3. Le Kirghizstan indépendant
Le Kirghizstan indépendant a fait figure d'exemple de démocratisation dans le paysage politique centre-asiatique jusqu'en 2010. Cependant, cette réussite est à nuancer, comme l'ont montré la fin de la présidence d'Askar Akaïev, interrompue par la révolution des tulipes en mars 2005, puis la fin mouvementée du régime de son successeur, Kourmanbek Bakiev, au printemps de 2010. Les soubresauts de la vie politique kirghize montrent la fragilité des acquis démocratiques, constamment menacés par la dérive autoritaire présidentielle et ses corollaires : la gestion patrimoniale et mafieuse du pouvoir ainsi que l'entretien des clientèles régionales. Ces dérives, dans un contexte de relatif pluralisme, ont suscité le mécontentement de la population et la chute brutale du pouvoir.

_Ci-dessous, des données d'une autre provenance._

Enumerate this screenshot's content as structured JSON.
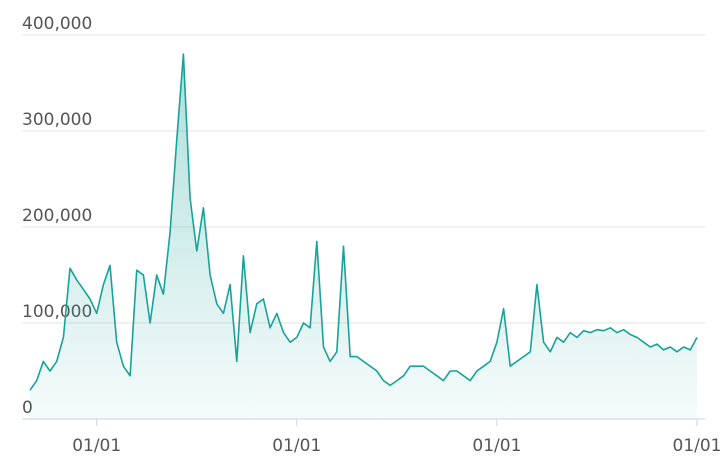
{
  "chart_data": {
    "type": "area",
    "categories": [
      null,
      null,
      null,
      null,
      null,
      null,
      null,
      null,
      null,
      null,
      "01/01",
      null,
      null,
      null,
      null,
      null,
      null,
      null,
      null,
      null,
      null,
      null,
      null,
      null,
      null,
      null,
      null,
      null,
      null,
      null,
      null,
      null,
      null,
      null,
      null,
      null,
      null,
      null,
      null,
      null,
      "01/01",
      null,
      null,
      null,
      null,
      null,
      null,
      null,
      null,
      null,
      null,
      null,
      null,
      null,
      null,
      null,
      null,
      null,
      null,
      null,
      null,
      null,
      null,
      null,
      null,
      null,
      null,
      null,
      null,
      null,
      "01/01",
      null,
      null,
      null,
      null,
      null,
      null,
      null,
      null,
      null,
      null,
      null,
      null,
      null,
      null,
      null,
      null,
      null,
      null,
      null,
      null,
      null,
      null,
      null,
      null,
      null,
      null,
      null,
      null,
      null,
      "01/01"
    ],
    "values": [
      30000,
      40000,
      60000,
      50000,
      60000,
      85000,
      157000,
      145000,
      135000,
      125000,
      110000,
      140000,
      160000,
      80000,
      55000,
      45000,
      155000,
      150000,
      100000,
      150000,
      130000,
      195000,
      290000,
      380000,
      230000,
      175000,
      220000,
      150000,
      120000,
      110000,
      140000,
      60000,
      170000,
      90000,
      120000,
      125000,
      95000,
      110000,
      90000,
      80000,
      85000,
      100000,
      95000,
      185000,
      75000,
      60000,
      70000,
      180000,
      65000,
      65000,
      60000,
      55000,
      50000,
      40000,
      35000,
      40000,
      45000,
      55000,
      55000,
      55000,
      50000,
      45000,
      40000,
      50000,
      50000,
      45000,
      40000,
      50000,
      55000,
      60000,
      80000,
      115000,
      55000,
      60000,
      65000,
      70000,
      140000,
      80000,
      70000,
      85000,
      80000,
      90000,
      85000,
      92000,
      90000,
      93000,
      92000,
      95000,
      90000,
      93000,
      88000,
      85000,
      80000,
      75000,
      78000,
      72000,
      75000,
      70000,
      75000,
      72000,
      85000
    ],
    "color": "#17a398",
    "ylim": [
      0,
      400000
    ],
    "yticks": [
      0,
      {
        "value": 100000,
        "label": "100,000"
      },
      {
        "value": 200000,
        "label": "200,000"
      },
      {
        "value": 300000,
        "label": "300,000"
      },
      {
        "value": 400000,
        "label": "400,000"
      }
    ],
    "grid": true
  }
}
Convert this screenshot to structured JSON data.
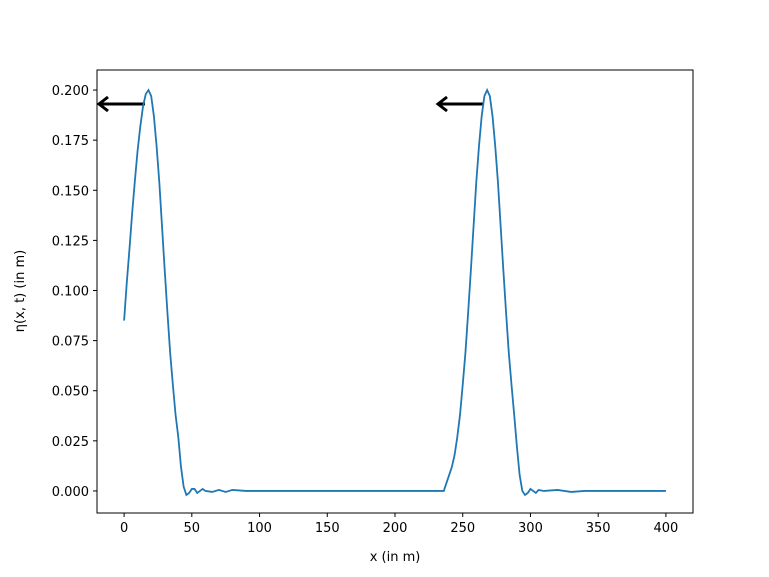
{
  "chart_data": {
    "type": "line",
    "xlabel": "x (in m)",
    "ylabel": "η(x, t) (in m)",
    "x": [
      0,
      2,
      4,
      6,
      8,
      10,
      12,
      14,
      16,
      18,
      20,
      22,
      24,
      26,
      28,
      30,
      32,
      34,
      36,
      38,
      40,
      42,
      44,
      46,
      48,
      50,
      52,
      54,
      56,
      58,
      60,
      65,
      70,
      75,
      80,
      90,
      100,
      120,
      150,
      180,
      210,
      230,
      236,
      240,
      242,
      244,
      246,
      248,
      250,
      252,
      254,
      256,
      258,
      260,
      262,
      264,
      266,
      268,
      270,
      272,
      274,
      276,
      278,
      280,
      282,
      284,
      286,
      288,
      290,
      292,
      294,
      296,
      298,
      300,
      302,
      304,
      306,
      310,
      320,
      330,
      340,
      360,
      380,
      400
    ],
    "series": [
      {
        "name": "eta",
        "color": "#1f77b4",
        "values": [
          0.085,
          0.104,
          0.121,
          0.139,
          0.155,
          0.17,
          0.182,
          0.192,
          0.198,
          0.2,
          0.197,
          0.187,
          0.172,
          0.154,
          0.132,
          0.11,
          0.089,
          0.069,
          0.053,
          0.038,
          0.027,
          0.012,
          0.002,
          -0.002,
          -0.001,
          0.001,
          0.001,
          -0.001,
          0,
          0.001,
          0,
          -0.0005,
          0.0005,
          -0.0005,
          0.0005,
          0,
          0,
          0,
          0,
          0,
          0,
          0,
          0,
          0.008,
          0.012,
          0.018,
          0.027,
          0.038,
          0.053,
          0.069,
          0.089,
          0.11,
          0.132,
          0.154,
          0.172,
          0.187,
          0.197,
          0.2,
          0.197,
          0.187,
          0.172,
          0.154,
          0.132,
          0.11,
          0.089,
          0.069,
          0.053,
          0.038,
          0.022,
          0.008,
          0,
          -0.002,
          -0.001,
          0.001,
          0,
          -0.001,
          0.0005,
          0,
          0.0005,
          -0.0005,
          0,
          0,
          0,
          0
        ]
      }
    ],
    "xlim": [
      -20,
      420
    ],
    "ylim": [
      -0.011,
      0.21
    ],
    "xticks": [
      0,
      50,
      100,
      150,
      200,
      250,
      300,
      350,
      400
    ],
    "yticks": [
      {
        "value": 0,
        "label": "0.000"
      },
      {
        "value": 0.025,
        "label": "0.025"
      },
      {
        "value": 0.05,
        "label": "0.050"
      },
      {
        "value": 0.075,
        "label": "0.075"
      },
      {
        "value": 0.1,
        "label": "0.100"
      },
      {
        "value": 0.125,
        "label": "0.125"
      },
      {
        "value": 0.15,
        "label": "0.150"
      },
      {
        "value": 0.175,
        "label": "0.175"
      },
      {
        "value": 0.2,
        "label": "0.200"
      }
    ]
  }
}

• Esquisse d'un modèle démocratique
Avec la fin de la perestroïka et grâce à la politique de glasnost, et comme dans la plupart des pays de l'ex-U.R.S.S, la scène politique nationale se scinde en trois groupes à la fin des années 1980 : un groupe conservateur issu de la période brejnévienne ; un deuxième proche du Parti communiste et lié à une intelligentsia kirghize moscovite soutenant les réformes de Mikhaïl Gorbatchev ; un troisième (mouvement Ashar) émanant de la société civile, plus fermement nationaliste et réclamant de profondes réformes socio-économiques. En juin 1990, le gouvernement kirghize doit faire face à des heurts dans la région d'Osh entre Kirghizes et Ouzbeks. Ces affrontements, qui font plus de deux cents morts, sont la conséquence tant des tentatives de certains Kirghizes de s'emparer de terres occupées par des Ouzbeks que de la surenchère nationaliste des autorités locales. Cette crise accélère le changement de pouvoir au sein de la république. Une nouvelle figure issue du groupe des réformateurs communistes, Askar Akaïev, est élu président en octobre 1990.
Le pouvoir d'Askar Akaïev veille dès lors à mettre un terme à ces rivalités et à contenir le discours nationaliste. Il endosse ainsi un rôle de modérateur entre les nationalistes kirghizes et la minorité slave.